Thai training and jellyfish stings: How Australia’s star swimmers are preparing for Paris

A lineup of swimming champions aiming for the 2024 Paris Olympics plunged into their first high-level races since last year’s Commonwealth Games at the NSW State Open Swimming Championships on Friday. But pop star turned butterfly specialist Cody Simpson has wasted no time shattering records this year.

Simpson braved the Rottnest Channel Swim last month alongside Mack Horton, Josh Edwards-Smith and Bowen Gough. They swam the 19.7km stretch between Perth’s Cottesloe Beach and Rottnest Island in three hours and 33 minutes, breaking the team record by three minutes.

Cody Simpson is relishing the chance to swim for Australia under Grant Hackett.Credit:Getty

“At the start it’s pretty scary kind of going into that environment,” Simpson said of his first open-water race. “But I was able to come back with a new perspective on pool swimming … No jellyfish, no currents, no swells. You get back in the pool and you’re like ‘Ahh, the water’s so smooth’.”

Simpson, Olympic star Ariarne Titmus and 400m world champion Elijah Winnington were among the athletes testing their competitive mettle at Sydney Olympic Park at the start of the three-day championship on Friday.

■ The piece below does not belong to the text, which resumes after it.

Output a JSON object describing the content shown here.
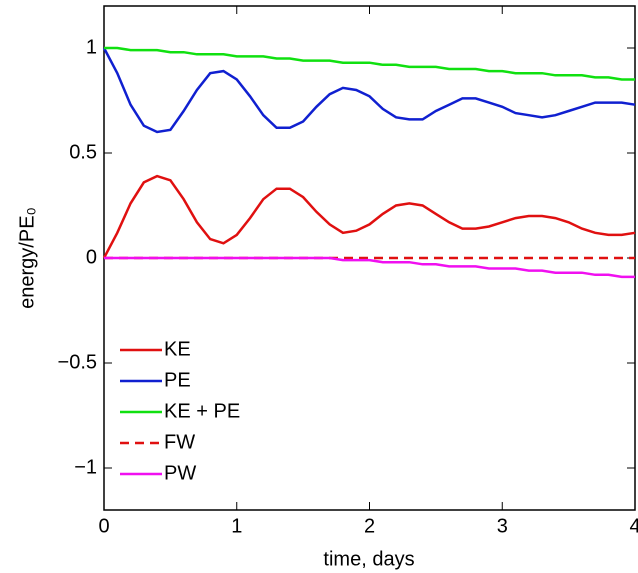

Titmus has just returned from a training camp in Thailand, where she smashed 70km per week in the pool. The current 400m freestyle world-record holder said the shorter time-frame between Olympic Games due to Tokyo’s yearlong pandemic-induced delay was on her mind.

“It’s gonna come around very fast,” Titmus said of next year’s Paris Olympics. “[The NSW Open] gives you a gauge of where you might have to give yourself a bit of a whip on the bum, or if you’re in a good spot. That’s the main reason why we come here to race.”

Titmus said part of her strategy was racing less than her competitors and surprising challengers with her form on race day. But she’s expecting her competition to be tougher than ever.

“There’s some very fast swimming at the moment. It just goes to show that the world of swimming is moving in the right direction,” she said. “Especially that 400 freestyle. I believe that all three women on that podium are going to be well and truly under four minutes.”

Olympic champions Kaylee McKeown, Kyle Chalmers, Mack Horton and Emma McKeon were also in the pool on Friday ahead of July’s world championships in Japan. McKeon qualified for the 100m freestyle in 53.65, the third-fastest time in the world so far this year.

Freestyle sprinter Elijah Winnington clinched gold in the 400m freestyle at last year’s world championships after a fruitless Olympic campaign saw him briefly bow out of the sport.

Ariarne Titmus has just finished a gruelling training camp in Thailand where she covered 70km a week in the pool.Credit:Getty

“It’s exactly what I needed leading into such a close turnaround to another Olympic Games,” Winnington said. “It was a massive year, more so confidence-wise and mental-wise than anything else. I’m just building that this year.

“If I can back up my title, that would be nice. But I also want to plant some seeds in some of my competitors’ heads going to Paris.”